Cabin Crew with otitis media

Hello, I’m a cabin crew. Last week I didn’t realize I was flying with a flu and it developped into a middle ear infection. After not being able to unblock my ears despite trying everything, I decided to go to an ENT specialist. He told me that I had a small infection and I should be fine in 3 days. He prescribed me an antibiotic of 400mg (once a day), a nasal spray and a decongestant pill. With no improvement after 3 days, I decided to visit another ENT specialist. I told him despite the medication, I my condition hasn’t improved one bit and he told me the exact same thing; altered some of my medication (prescribed me a new antibiotic of 500mg, twice a day) and told me I’d be fit to fly in 3 days. It has been 6 days now and my ears are still blocked. Am I not responding to the antibiotics? Is there a way to manually release the pressure inside my ear except surgery? How long will it last?
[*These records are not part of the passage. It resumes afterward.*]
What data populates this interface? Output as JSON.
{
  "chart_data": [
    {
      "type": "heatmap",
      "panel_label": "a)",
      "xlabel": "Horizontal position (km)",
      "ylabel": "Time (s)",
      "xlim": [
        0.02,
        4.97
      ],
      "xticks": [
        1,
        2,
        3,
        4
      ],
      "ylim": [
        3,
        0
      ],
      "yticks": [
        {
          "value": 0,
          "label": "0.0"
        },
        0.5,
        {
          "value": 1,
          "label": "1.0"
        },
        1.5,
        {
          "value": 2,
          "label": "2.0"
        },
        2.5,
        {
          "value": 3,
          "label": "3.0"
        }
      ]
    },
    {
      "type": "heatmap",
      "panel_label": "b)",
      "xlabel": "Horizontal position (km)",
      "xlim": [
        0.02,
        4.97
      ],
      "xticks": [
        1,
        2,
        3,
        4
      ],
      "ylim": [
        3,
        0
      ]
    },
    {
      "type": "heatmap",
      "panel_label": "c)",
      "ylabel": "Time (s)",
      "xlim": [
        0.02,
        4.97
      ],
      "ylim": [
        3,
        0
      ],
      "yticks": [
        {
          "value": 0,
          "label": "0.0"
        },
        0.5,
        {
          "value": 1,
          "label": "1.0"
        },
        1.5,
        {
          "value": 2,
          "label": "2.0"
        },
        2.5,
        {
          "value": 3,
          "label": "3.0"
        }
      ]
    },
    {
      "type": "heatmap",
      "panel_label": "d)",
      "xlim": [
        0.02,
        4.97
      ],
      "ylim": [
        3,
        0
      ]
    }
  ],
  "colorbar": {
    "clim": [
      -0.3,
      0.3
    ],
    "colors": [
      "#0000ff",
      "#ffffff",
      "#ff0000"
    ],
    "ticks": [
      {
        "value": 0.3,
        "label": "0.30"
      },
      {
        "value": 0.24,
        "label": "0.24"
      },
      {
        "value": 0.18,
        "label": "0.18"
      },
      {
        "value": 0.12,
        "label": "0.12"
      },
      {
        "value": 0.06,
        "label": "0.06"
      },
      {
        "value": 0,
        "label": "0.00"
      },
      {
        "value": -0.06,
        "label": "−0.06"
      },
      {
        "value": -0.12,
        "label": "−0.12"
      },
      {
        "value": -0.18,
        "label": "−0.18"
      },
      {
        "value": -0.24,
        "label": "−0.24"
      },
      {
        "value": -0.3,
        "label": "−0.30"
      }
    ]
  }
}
  1. What are other symptoms that you r suffering from. Eustachian tube blockage is one possible cause of a clogged ear. But instead of flowing down the throat, fluid and mucus can sometimes become trapped in the middle ear and clog the ear. This blockage usually accompanies an infection, such as the common cold, influenza, or sinusitis. Allergic rhinitis can also cause a blockage in the eustachian tube. Other symptoms of a blockage caused by an infection or allergies include: runny nose coughing sneezing sore throat. 1. Do saline gargles daily (preferably twice). 2. Whenever possible do steam inhalation also. 3. Cover your nose and mouth with hanky for at least 30 sec when you go in dusty areas also when you go in and out of ac. As our nose is the most sensitive part of our body, when there is temperature difference between two rooms or inside n outside, then if we not protect our nose, it gets affected. 4. Drink hot liquids –hot liquids relieve nasal congestion, prevent dehydration, and soothe the uncomfortably inflamed membranes that line your nose and throat. 5. Sleep with an extra pillow under your head– elevating your head will help relieve congested nasal passages. If the angle is too awkward, try placing the pillows between the mattress and the box springs to create a more gradual slope. 6. Treat that stuffy nose with warm salt water– salt-water rinsing helps break nasal congestion, while also removing virus particles and bacteria from your nose. 7. Blow your nose often (and the right way)– it’s important to blow your nose regularly when you have a cold rather than sniffling mucus back into your head. But when you blow hard, pressure can carry germ-carrying phlegm back into your ear passages, causing earache. The best way to blow your nose: press a finger over one nostril while you blow gently to clear the other. 8. Use the valsalva maneuver this simple trick helps open your eustachian tube. To perform this maneuver, take a deep breath and pinch your nose. With your mouth closed, attempt to exhale gently through your nose. This should create enough pressure to “pop” or unclog the ear. Don’t blow too hard to avoid damaging your eardrum. Once your eustachian tube opens, chew gum or suck on hard candy to keep it opened. Homeopathic treatment has very encouraging results.